I received my PhD and Diploma degrees in Physics at the Free University of Berlin (Germany)
in July 2006 and March 2001, respectively.
From July 2006 until July 2008, I had a postdoctoral position at the center of advanced european studies and research (caesar) in Bonn (Germany) on the project "Near-field investigations of nanopatterned materials".
From July 2008 to Oct. 2016 I joined the COPS group, first at the Institute for Atomic and Molecular Physics (AMOLF) in Amsterdam and then at the University of Twente in Enschede (The Netherlands) on the projects "Ultrafast optical switching of microcavities", "Nanophotonic phase imprint", and "Applied Quantum Optics".
From October 2014 until October 2016, I had also a position as assistant professor at the Saxion University of Applied Sciences in the department of Nanotechnology, where I lead the projects "Lab-on-a-Chip" and "Magnetic Nano-Composites".
Since September 2017 I joined the Photonic Sensor Technology department at the Laser-Laboratory in Göttingen as group leader.
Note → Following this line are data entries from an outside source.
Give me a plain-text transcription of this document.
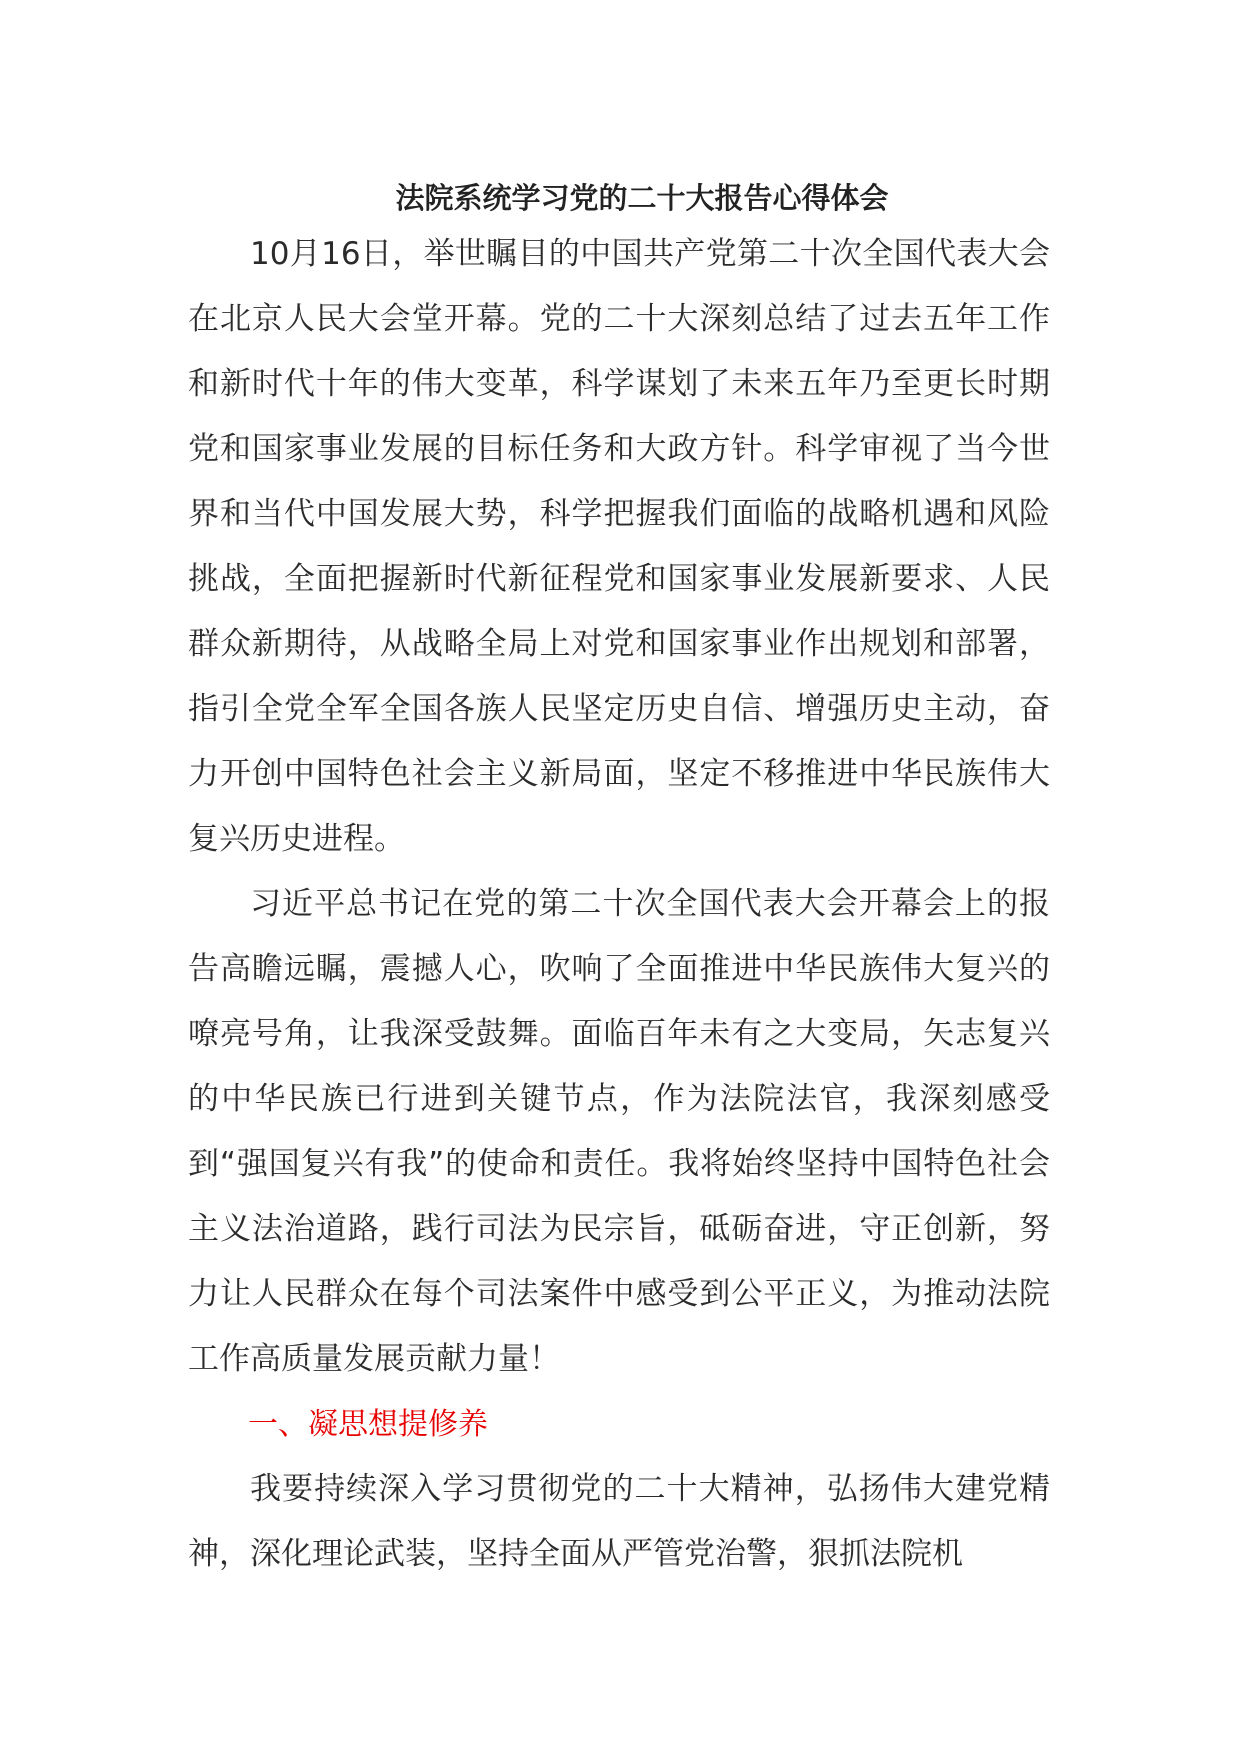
法院系统学习党的二十大报告心得体会

10月16日，举世瞩目的中国共产党第二十次全国代表大会在北京人民大会堂开幕。党的二十大深刻总结了过去五年工作和新时代十年的伟大变革，科学谋划了未来五年乃至更长时期党和国家事业发展的目标任务和大政方针。科学审视了当今世界和当代中国发展大势，科学把握我们面临的战略机遇和风险挑战，全面把握新时代新征程党和国家事业发展新要求、人民群众新期待，从战略全局上对党和国家事业作出规划和部署，指引全党全军全国各族人民坚定历史自信、增强历史主动，奋力开创中国特色社会主义新局面，坚定不移推进中华民族伟大复兴历史进程。

习近平总书记在党的第二十次全国代表大会开幕会上的报告高瞻远瞩，震撼人心，吹响了全面推进中华民族伟大复兴的嘹亮号角，让我深受鼓舞。面临百年未有之大变局，矢志复兴的中华民族已行进到关键节点，作为法院法官，我深刻感受到“强国复兴有我”的使命和责任。我将始终坚持中国特色社会主义法治道路，践行司法为民宗旨，砥砺奋进，守正创新，努力让人民群众在每个司法案件中感受到公平正义，为推动法院工作高质量发展贡献力量！

一、凝思想提修养

我要持续深入学习贯彻党的二十大精神，弘扬伟大建党精神，深化理论武装，坚持全面从严管党治警，狠抓法院机
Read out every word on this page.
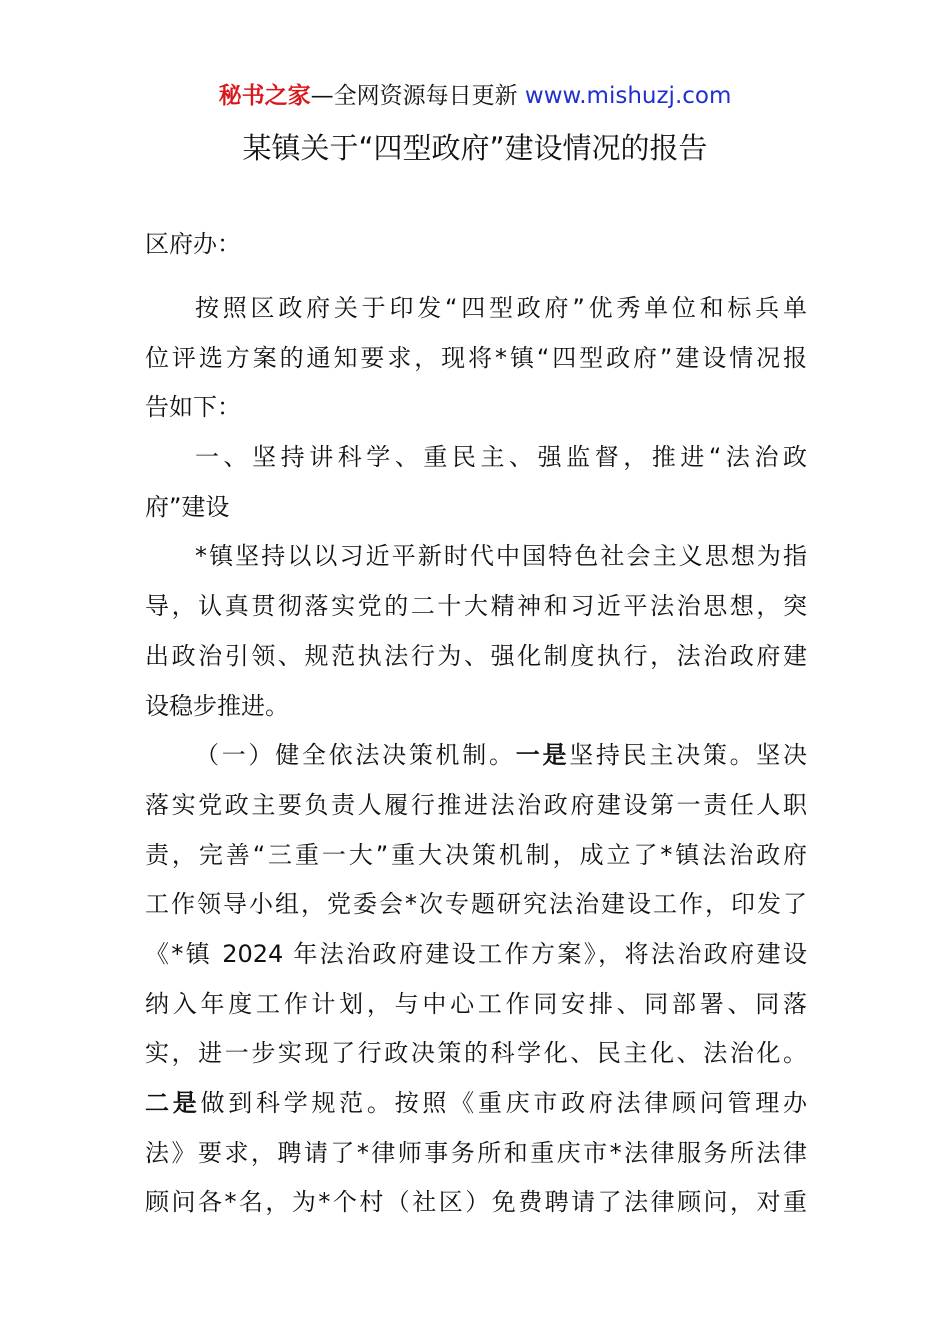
秘书之家—全网资源每日更新 www.mishuzj.com
某镇关于“四型政府”建设情况的报告
区府办：
按照区政府关于印发“四型政府”优秀单位和标兵单
位评选方案的通知要求，现将*镇“四型政府”建设情况报
告如下：
一、坚持讲科学、重民主、强监督，推进“法治政
府”建设
*镇坚持以以习近平新时代中国特色社会主义思想为指
导，认真贯彻落实党的二十大精神和习近平法治思想，突
出政治引领、规范执法行为、强化制度执行，法治政府建
设稳步推进。
（一）健全依法决策机制。一是坚持民主决策。坚决
落实党政主要负责人履行推进法治政府建设第一责任人职
责，完善“三重一大”重大决策机制，成立了*镇法治政府
工作领导小组，党委会*次专题研究法治建设工作，印发了
《*镇 2024 年法治政府建设工作方案》，将法治政府建设
纳入年度工作计划，与中心工作同安排、同部署、同落
实，进一步实现了行政决策的科学化、民主化、法治化。
二是做到科学规范。按照《重庆市政府法律顾问管理办
法》要求，聘请了*律师事务所和重庆市*法律服务所法律
顾问各*名，为*个村（社区）免费聘请了法律顾问，对重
Main focus there is to enable photonic sensor technology for applications.
My first scientific achievements were on the growth of manganese on silicon surfaces,
where the structure of this for the spintronics community important material was studied in-situ
[1, 2, 3].
In 2006 I began working in the field of plasmonics ,
where I had the idea to measure the effect of plasmons
on the magnetic response of a ferromagnetic film and vise versa. We therefore did the first experiments on the
transition metals (and classical ferromagnets) cobalt ,
iron [6, 7],
and nickel .
The work is still ongoing and has roused a lot of interest in the community.
Since my move to COPS, I am working on controlling the light propagation through nanophotonic structures. A first achievement has been the switching of semiconductor microcavities using the instantaneous electronic Kerr effect [9, 10] which allows to switch the optical properties independent of the material.
In my new position at the Laser-Laboratory, I am focused in further development of sensors working on optical principles such as IR-absorption or Raman scattering. These sensors can then be used for example in trace gas detection in fields such as environment, safety, energy, and life sciences.